Una parte che ho apprezzato molto di questo libro è la parte quindi, in cui Haig deplora l’indifferenza e le noncuranze con cui i malati di depressione fanno purtroppo quotidiana esperienza. Indifferenza e noncuranza spesso accompagnate con odiose frasi di circostanza, tanto banali quanto offensive, che non ci si sognerebbe mai di rivolgere ad un tetraplegico, ad un malato di tumore, di leucemia, di AIDS, ecc.
Mi sono accorta che Haig non è molto favorevole all’uso dei farmaci nella cura della depressione: basterebbe un sano tenore di vita, psicoterapia e buone pratiche quotidiane per uscire pian piano dal tunnel. Certo, nel mondo anglosassone l’uso di psicofarmaci è diffusissimo anche per i bambini, le diagnosi spesso sono affrettate e non accompagnate dall’obbligo di una psicoterapia, ma se ci si rivolge a psichiatri seri e coscienziosi, il problema non si dovrebbe porre. Il puntare il dito con insistenza sullo yoga e non sulla serotonina può fare del bene a qualcuno, ma devastare altri. Questo è il rischio della divulgazione non specialistica. In realtà la depressione è al 90% un mistero, perché noi siamo un mistero a noi stessi. Lo avevano intuito anche i filosofi greci quando sostenevano che “La verità dimora nel profondo” (Democrito) o, con maggiore chiarezza “Tu non troverai i confini dell’anima, per quanto vada innanzi, tanto profonda è la sua ragione” (Eraclito).
L’origine della depressione è pressoché sconosciuta, se la cerchiamo all’interno del nostro cervello e le teorie si accavallano e si scontrano.
Neppure sono molto ben compresi da chi non li vive, gli attacchi di panico, che Haig acutamente chiama “agonia mentale”.
Se la parte autobiografica è quella che ho trovato meno stimolante, di sicuro alcuni dei consigli pratici che Haig fornisce al lettore possono risultare illuminanti.

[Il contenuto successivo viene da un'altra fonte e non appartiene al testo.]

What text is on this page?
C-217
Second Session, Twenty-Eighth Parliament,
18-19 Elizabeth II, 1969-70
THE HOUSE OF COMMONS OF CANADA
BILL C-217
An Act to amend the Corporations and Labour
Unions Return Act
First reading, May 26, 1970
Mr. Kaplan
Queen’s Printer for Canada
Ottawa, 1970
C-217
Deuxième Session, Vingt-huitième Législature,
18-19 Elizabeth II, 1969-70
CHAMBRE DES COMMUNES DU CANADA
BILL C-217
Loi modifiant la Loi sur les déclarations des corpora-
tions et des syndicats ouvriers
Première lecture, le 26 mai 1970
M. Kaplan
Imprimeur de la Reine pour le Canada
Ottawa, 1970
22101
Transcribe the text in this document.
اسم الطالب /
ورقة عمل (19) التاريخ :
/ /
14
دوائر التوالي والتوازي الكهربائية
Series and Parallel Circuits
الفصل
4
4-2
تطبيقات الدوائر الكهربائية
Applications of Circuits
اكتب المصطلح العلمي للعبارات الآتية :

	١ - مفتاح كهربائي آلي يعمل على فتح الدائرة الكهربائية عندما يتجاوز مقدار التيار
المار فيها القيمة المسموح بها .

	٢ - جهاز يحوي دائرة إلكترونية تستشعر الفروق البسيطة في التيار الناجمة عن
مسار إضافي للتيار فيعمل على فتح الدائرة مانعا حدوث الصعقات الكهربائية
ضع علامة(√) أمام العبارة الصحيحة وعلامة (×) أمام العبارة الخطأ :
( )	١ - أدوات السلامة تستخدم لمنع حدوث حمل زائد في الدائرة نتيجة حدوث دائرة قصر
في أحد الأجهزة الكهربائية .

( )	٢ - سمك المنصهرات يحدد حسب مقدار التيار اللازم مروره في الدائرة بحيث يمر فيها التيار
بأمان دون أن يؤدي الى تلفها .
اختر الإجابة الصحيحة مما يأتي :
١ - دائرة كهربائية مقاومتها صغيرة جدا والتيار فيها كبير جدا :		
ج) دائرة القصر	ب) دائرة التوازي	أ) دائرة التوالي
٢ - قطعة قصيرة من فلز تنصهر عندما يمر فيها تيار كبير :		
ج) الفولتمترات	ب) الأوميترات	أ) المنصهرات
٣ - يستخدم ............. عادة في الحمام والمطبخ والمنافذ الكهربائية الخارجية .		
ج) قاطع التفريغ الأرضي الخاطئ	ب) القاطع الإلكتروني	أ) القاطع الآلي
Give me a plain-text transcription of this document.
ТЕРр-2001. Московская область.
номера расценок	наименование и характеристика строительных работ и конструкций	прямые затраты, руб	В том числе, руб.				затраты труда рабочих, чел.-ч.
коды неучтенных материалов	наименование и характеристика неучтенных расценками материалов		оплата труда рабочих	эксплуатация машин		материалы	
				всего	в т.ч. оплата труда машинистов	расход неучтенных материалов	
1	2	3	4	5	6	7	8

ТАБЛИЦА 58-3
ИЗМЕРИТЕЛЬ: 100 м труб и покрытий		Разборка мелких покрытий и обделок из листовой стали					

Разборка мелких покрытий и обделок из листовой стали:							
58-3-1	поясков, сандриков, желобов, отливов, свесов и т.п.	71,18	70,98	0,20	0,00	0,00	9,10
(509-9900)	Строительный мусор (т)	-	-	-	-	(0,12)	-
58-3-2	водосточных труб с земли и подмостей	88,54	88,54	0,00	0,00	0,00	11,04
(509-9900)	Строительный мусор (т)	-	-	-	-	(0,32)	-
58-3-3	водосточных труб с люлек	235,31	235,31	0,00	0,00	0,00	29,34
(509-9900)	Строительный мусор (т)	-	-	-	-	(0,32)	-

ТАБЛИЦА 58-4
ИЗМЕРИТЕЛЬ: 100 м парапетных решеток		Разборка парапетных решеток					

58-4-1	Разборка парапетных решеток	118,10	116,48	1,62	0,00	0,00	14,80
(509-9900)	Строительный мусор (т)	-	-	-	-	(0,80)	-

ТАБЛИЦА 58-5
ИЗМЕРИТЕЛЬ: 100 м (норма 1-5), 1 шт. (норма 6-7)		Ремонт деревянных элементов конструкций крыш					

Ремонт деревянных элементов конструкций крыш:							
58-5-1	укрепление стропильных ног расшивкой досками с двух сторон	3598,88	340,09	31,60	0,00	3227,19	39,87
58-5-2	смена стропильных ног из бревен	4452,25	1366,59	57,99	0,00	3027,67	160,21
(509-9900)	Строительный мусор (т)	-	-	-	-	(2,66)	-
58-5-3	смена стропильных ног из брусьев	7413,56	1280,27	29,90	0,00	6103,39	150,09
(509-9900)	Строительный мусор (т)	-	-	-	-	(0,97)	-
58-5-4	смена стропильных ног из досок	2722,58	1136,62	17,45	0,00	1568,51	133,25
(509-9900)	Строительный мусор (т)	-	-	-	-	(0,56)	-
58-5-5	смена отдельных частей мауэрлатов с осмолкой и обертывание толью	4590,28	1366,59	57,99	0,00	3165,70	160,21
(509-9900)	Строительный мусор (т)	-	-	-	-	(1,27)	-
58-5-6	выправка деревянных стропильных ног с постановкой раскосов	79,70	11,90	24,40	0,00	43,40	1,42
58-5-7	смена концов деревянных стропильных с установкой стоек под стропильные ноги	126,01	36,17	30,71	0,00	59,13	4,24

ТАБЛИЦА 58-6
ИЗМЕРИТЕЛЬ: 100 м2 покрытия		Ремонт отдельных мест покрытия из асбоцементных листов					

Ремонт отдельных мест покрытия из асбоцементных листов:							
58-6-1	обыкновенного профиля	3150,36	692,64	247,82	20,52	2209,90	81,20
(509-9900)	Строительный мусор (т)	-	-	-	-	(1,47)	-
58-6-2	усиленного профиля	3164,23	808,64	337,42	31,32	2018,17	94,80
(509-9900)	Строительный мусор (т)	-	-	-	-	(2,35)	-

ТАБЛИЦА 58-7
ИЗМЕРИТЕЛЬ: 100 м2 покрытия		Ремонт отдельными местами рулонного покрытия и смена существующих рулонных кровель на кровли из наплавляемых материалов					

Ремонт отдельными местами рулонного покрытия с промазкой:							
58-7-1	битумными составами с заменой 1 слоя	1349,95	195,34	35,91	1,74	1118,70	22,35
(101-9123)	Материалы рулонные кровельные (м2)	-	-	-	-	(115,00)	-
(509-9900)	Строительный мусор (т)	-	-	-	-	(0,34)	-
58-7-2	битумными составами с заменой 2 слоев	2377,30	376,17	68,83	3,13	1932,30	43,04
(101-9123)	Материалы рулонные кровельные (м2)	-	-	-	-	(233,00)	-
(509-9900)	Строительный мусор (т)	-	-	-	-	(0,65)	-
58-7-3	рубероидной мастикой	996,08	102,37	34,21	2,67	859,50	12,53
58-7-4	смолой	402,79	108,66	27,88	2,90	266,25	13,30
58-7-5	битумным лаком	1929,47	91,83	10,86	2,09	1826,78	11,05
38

L’unico aiuto su cui nessuno dubita è il ruolo decisivo svolto dall’amore dato e ricevuto. L’amore guarisce e sana, lentamente, ma inesorabilmente. L’amore colma ogni nostro vuoto, ma bisogna abituarsi a recepirlo.
La lettura è cura dell’anima: leggere è via di salvezza, così come, in certi casi, lo è il viaggiare e il fare attività fisica.
L’essere ricchi e famosi non salva dalla depressione, tutt’altro. E purtroppo la società prestazionale in cui siamo immersi favorisce l’insorgere della depressione.
Il libro ci pone realisticamente davanti ad una guarigione fra alti e bassi, fra passi avanti e passi indietro. Ho trovato molto convincente il richiamo all’accettazione completa di noi stessi, dei nostri punti di forza e delle nostre inevitabili fragilità, dei nostri pensieri felici e di quelli tragici, cupi. Noi siamo noi, non siamo i nostri pensieri e questo vuol dire intraprendere la via della guarigione.
Questo libro va quindi letto cum grano salis, intelligenza e spirito critico, ricordandoci che ognuno soffre a modo suo e guarisce a modo suo. Sembra una battuta, ma non lo è affatto. Grazie a Matt Haig che ci ha dato le sue #reasonstostayalive.